Quels sont ces intermédiaires ? Ce sont toutes les différentes parties nécessaires à la bonne marche de l’industrie musicale. Certains individus ou certaines structures cumulent plusieurs rôles.
- Les managers. Ils prennent un pourcentage sur vos gains (concerts, vente de disques…), en échange d’un service. Un conseil : fuir dès que vous sentez que la deuxième partie du contrat risque de ne pas être remplie ! Les managers se rétribuent sur les contrats qu’ils vous trouvent de leur propre chef, grâce à leurs connexions ou à leurs techniques personnelles. C’est la technique la plus efficace : disposer d’un manager introduit dans les directions artistiques des labels multiplie considérablement les chances d’une signature. Les managers peuvent se muer en producteurs, en éditeurs ou en tourneurs.

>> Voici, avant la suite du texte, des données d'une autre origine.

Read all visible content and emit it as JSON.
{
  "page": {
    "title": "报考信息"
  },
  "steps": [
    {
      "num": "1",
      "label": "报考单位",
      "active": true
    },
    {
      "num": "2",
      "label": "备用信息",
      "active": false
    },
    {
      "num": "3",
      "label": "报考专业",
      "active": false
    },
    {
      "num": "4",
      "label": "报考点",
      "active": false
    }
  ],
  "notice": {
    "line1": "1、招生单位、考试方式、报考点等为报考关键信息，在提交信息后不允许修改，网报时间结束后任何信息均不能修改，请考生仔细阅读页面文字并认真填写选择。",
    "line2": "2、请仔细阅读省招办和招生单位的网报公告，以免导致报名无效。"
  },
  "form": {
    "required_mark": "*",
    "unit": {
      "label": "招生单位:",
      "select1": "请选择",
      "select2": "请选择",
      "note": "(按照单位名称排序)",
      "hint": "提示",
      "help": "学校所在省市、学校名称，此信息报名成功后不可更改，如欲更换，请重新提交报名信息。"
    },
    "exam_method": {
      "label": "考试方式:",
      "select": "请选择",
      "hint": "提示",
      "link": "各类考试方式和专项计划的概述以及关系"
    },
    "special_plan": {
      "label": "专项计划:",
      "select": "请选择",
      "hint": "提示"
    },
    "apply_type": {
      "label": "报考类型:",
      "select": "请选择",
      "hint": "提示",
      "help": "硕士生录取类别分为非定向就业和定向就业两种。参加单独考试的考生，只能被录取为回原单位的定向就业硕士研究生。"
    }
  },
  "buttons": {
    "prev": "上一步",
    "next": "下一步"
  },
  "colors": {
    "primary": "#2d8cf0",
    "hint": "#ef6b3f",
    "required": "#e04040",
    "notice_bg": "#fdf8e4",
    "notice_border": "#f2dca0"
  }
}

- Les producteurs. Pris au sens strict, ce sont ceux qui donnent les fonds nécessaires à la réalisation du projet (réalisation de l’album, mais aussi coût des concerts et budget marketing). On trouve de tout : majors, labels indépendants, éditeurs, certains managers, ou tout simplement des gens aisés mélomanes…
- Les éditeurs. Un éditeur a pour mission de rassembler les énergies. C’est lui qui réunit les auteurs, compositeurs, arrangeurs et interprètes autour des différents projets qu’il coordonne. C’est souvent lui qui signe en premier un jeune artiste, après l’avoir découvert par lui-même ou par l’entremise d’un manager. Ce sont enfin les éditeurs qui gèrent les droits d’auteur générés par l’artiste. Les majors disposent bien évidemment de grosses structures d’édition, mais souvent des éditeurs indépendants proposent des contrats de licence aux majors, pour partager avec elles les frais de marketing, et bénéficier de leur puissance de distribution auprès des grandes surfaces et des spécialistes (FNAC, Virgin…).

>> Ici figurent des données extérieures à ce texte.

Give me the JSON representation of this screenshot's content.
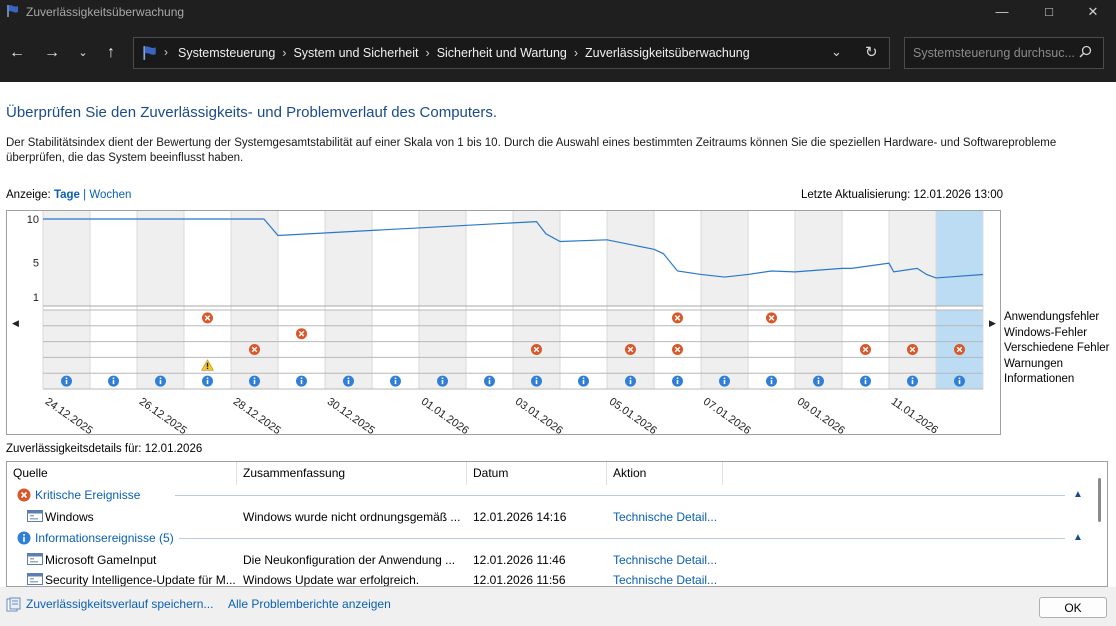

- Les tourneurs. Ils travaillent en collaboration avec les labels (qui participent au frais des tournées à travers le Tour Support) pour organiser les tournées des artistes, mais ils peuvent aussi « lancer » des artistes émergents par la scène. C’est une piste à ne pas négliger. Souvent, au début de la carrière de l’artiste, c’est le manager ou l’éditeur qui se charge de lui trouver des dates (voir à cet effet l’interview de Jean-Claude Camus sur Sing City).
L’auto-production
Prendre en main le processus complet, et rencontrer son public sans aide extérieure, directement, ça a toujours marché et ça marchera toujours. Il faut disposer de temps, d’un budget, d’une solide constitution et d’une très belle confiance en soi pour affronter les joies, les peines, les désillusions, l’imprévu, les rebondissements, et pour supporter le temps passé à attendre que ça arrive. L’intérêt est justement de prendre le temps de faire les choses bien, et de savoir attendre son heure.

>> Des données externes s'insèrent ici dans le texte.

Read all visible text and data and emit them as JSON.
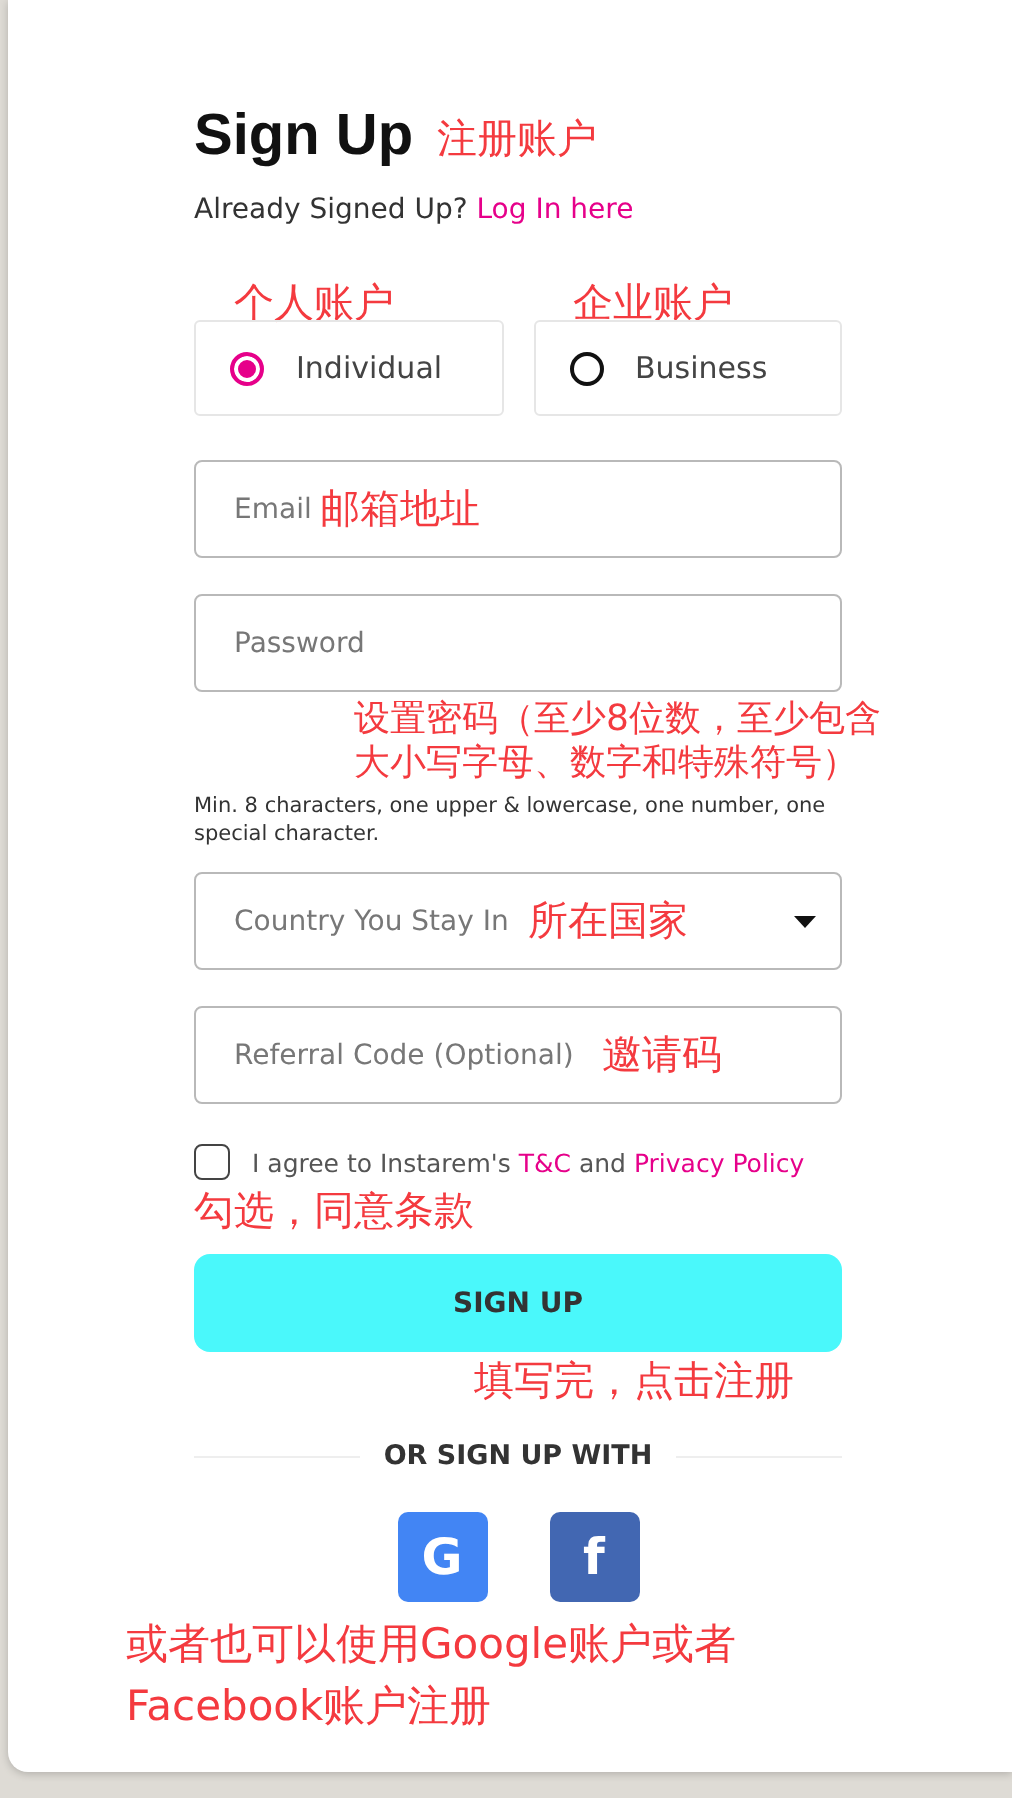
{
  "header": {
    "title": "Sign Up",
    "title_note": "注册账户",
    "prompt": "Already Signed Up?",
    "login_link": "Log In here"
  },
  "account_types": [
    {
      "label": "Individual",
      "note": "个人账户",
      "selected": true
    },
    {
      "label": "Business",
      "note": "企业账户",
      "selected": false
    }
  ],
  "fields": [
    {
      "kind": "text",
      "placeholder": "Email",
      "note": "邮箱地址"
    },
    {
      "kind": "password",
      "placeholder": "Password",
      "note": "设置密码（至少8位数，至少包含大小写字母、数字和特殊符号）",
      "hint": "Min. 8 characters, one upper & lowercase, one number, one special character."
    },
    {
      "kind": "select",
      "placeholder": "Country You Stay In",
      "note": "所在国家"
    },
    {
      "kind": "text",
      "placeholder": "Referral Code (Optional)",
      "note": "邀请码"
    }
  ],
  "agreement": {
    "checked": false,
    "text_before": "I agree to Instarem's",
    "terms_link": "T&C",
    "joiner": "and",
    "privacy_link": "Privacy Policy",
    "note": "勾选，同意条款"
  },
  "submit": {
    "label": "SIGN UP",
    "note": "填写完，点击注册"
  },
  "social": {
    "heading": "OR SIGN UP WITH",
    "providers": [
      {
        "kind": "google",
        "letter": "G"
      },
      {
        "kind": "facebook",
        "letter": "f"
      }
    ],
    "note": "或者也可以使用Google账户或者Facebook账户注册"
  }
}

Les étapes sont les mêmes que celles évoquées plus haut, en plus simple : réalisation d’un album, concerts, concerts, concerts et re-concerts ! A cela s’ajoute l’appropriation d’un
espace Internet
(type MySpace, WAT, Skyblog Music…) en guise de vitrine de votre travail. Les possibilités offertes sont diverses : demande de subventions pour l’album, participation à des tremplins, à des castings, essayer de placer sa musique pour une publicité, un générique (le travail habituel de l’éditeur), et surtout on ne le répètera jamais assez, faire un maximum de scènes pour acquérir de l’expérience et fédérer un public. Vous pouvez d’ailleurs appeler directement les salles de concerts de votre région pour leur demander d’occuper les premières parties.Votre disque pourra tout à fait sortir à la FNAC, mais l’utilité est restreinte si le grand public n’a pas les moyens de vous connaître. En revanche, le fait de ne pas être soutenu par une major n’empêche pas les journalistes de parler de vous, et là où une maison de disque pourra faire des pieds et des mains pour faire parler d’un artiste dans la presse, certains artistes débrouillards arrivent à faire directement parler d’eux. A l’échelon régional d’abord (cela suffit à beaucoup), mais si le public répond à l’appel et que votre présence finit par s’imposer, alors tous les rêves seront permis !
En attendant il faut rester motivé et garder sa confiance en soi. Les conseils de Sing City sont là pour vous aider, notamment avec d’autres fiches à venir : droits d’auteur et dépôt des œuvres ainsi que les « buzz » et la stratégie Internet qui développeront plus profondément les techniques actuelles.